Ok, so your gonna think i’m a wus, but i didnt end up calling the police OR filing a claim. I just kept thinking of all the times i’ve made driving mistakes and how grateful I am that people have been nice enough to let very minor things slide. I did NOT make that decision based on him or his wife and how they treated me…because honestly, he was a total JERK who is married to a JERK! And as much as i would love to call and let them know that i’m not filing a claim but that the decision wasnt based on how they treated me, i think its best if i lose his number.

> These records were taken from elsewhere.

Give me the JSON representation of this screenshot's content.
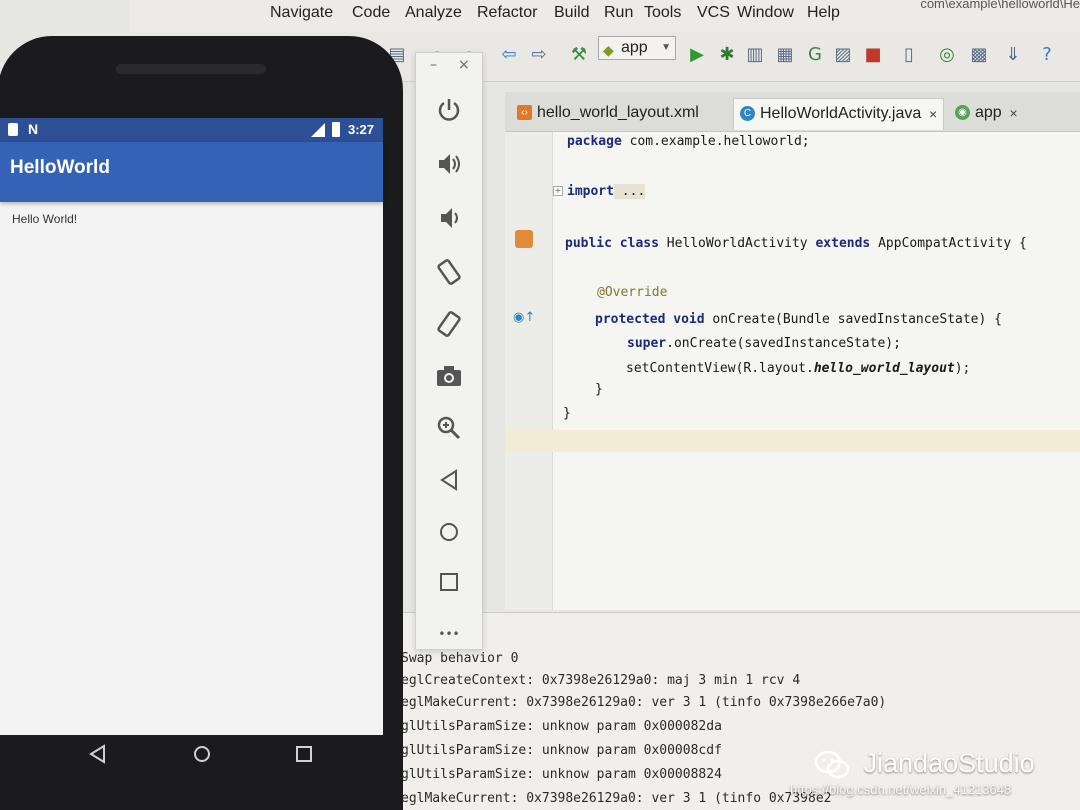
{
  "ide": {
    "menu": [
      "Navigate",
      "Code",
      "Analyze",
      "Refactor",
      "Build",
      "Run",
      "Tools",
      "VCS",
      "Window",
      "Help"
    ],
    "title_path": "com\\example\\helloworld\\He",
    "run_config": "app",
    "tabs": [
      {
        "label": "hello_world_layout.xml",
        "icon": "xml-file-icon",
        "color": "#e07a2a"
      },
      {
        "label": "HelloWorldActivity.java",
        "icon": "java-class-icon",
        "color": "#2e86c1"
      },
      {
        "label": "app",
        "icon": "gradle-module-icon",
        "color": "#5aa05a"
      }
    ],
    "code": {
      "line1_kw": "package",
      "line1_rest": " com.example.helloworld;",
      "line2_kw": "import",
      "line2_rest": " ...",
      "line3_kw1": "public class",
      "line3_name": " HelloWorldActivity ",
      "line3_kw2": "extends",
      "line3_rest": " AppCompatActivity {",
      "line4": "@Override",
      "line5_kw": "protected void",
      "line5_rest": " onCreate(Bundle savedInstanceState) {",
      "line6_kw": "super",
      "line6_rest": ".onCreate(savedInstanceState);",
      "line7_a": "setContentView(R.layout.",
      "line7_b": "hello_world_layout",
      "line7_c": ");",
      "line8": "}",
      "line9": "}"
    },
    "console": [
      "Swap behavior 0",
      "eglCreateContext: 0x7398e26129a0: maj 3 min 1 rcv 4",
      "eglMakeCurrent: 0x7398e26129a0: ver 3 1 (tinfo 0x7398e266e7a0)",
      "glUtilsParamSize: unknow param 0x000082da",
      "glUtilsParamSize: unknow param 0x00008cdf",
      "glUtilsParamSize: unknow param 0x00008824",
      "eglMakeCurrent: 0x7398e26129a0: ver 3 1 (tinfo 0x7398e2"
    ]
  },
  "emulator": {
    "minimize": "–",
    "close": "×",
    "more": "•••"
  },
  "phone": {
    "time": "3:27",
    "app_title": "HelloWorld",
    "content": "Hello World!"
  },
  "watermark": {
    "brand": "JiandaoStudio",
    "url": "https://blog.csdn.net/weixin_41213648"
  }
}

The whole morning was so frustrating! But i’m trusting that what satan means for evil, God can use for good. That includes ME. My fleshly desire was to return evil for evil…to not let anyone talk down to me. But at church that night i was sharing this story w/ a couple who is such a mentor to us and jim said something that totally humbled me. I was sharing how a couple of weeks ago i went into a bar/grill down the road to order chicken fingers to go and i got carded (you have to be 21 to even be in a bar like this…rough…but close and good food). I was so irritated. I didnt want alcohol, just CHICKEN…and i was a little rue to the lady because ONCE AGAIN, she called me honey. Pet peeve: do not call me honey…its condensending. But i went back and apologized to her for being a little rude and she proceeded to be hateful (i guess so that she had the last word). I bit my tongue, but wanted to scream.

Point being, i was sharing this w/ jim and debbie and jim reminded me that God may continue putting me in situations where people talk down to me until i learn to handle myself differently. OUCH. Seriously, that makes me want to cry. 1st of all, i realized how prideful i am. Jesus was run all over and turned the other cheek and loved people. Who am I that people should show me respect? and 2nd, why does God insist on continuing to work with me. I am SO difficult. And so humbled.

I’ll write more later on what god has been doing. I’m not liking it…but find myself in awe of HIM and His plan. Sorry this was so long. But in the words of morgan…its my blog and my perrogative. Haha!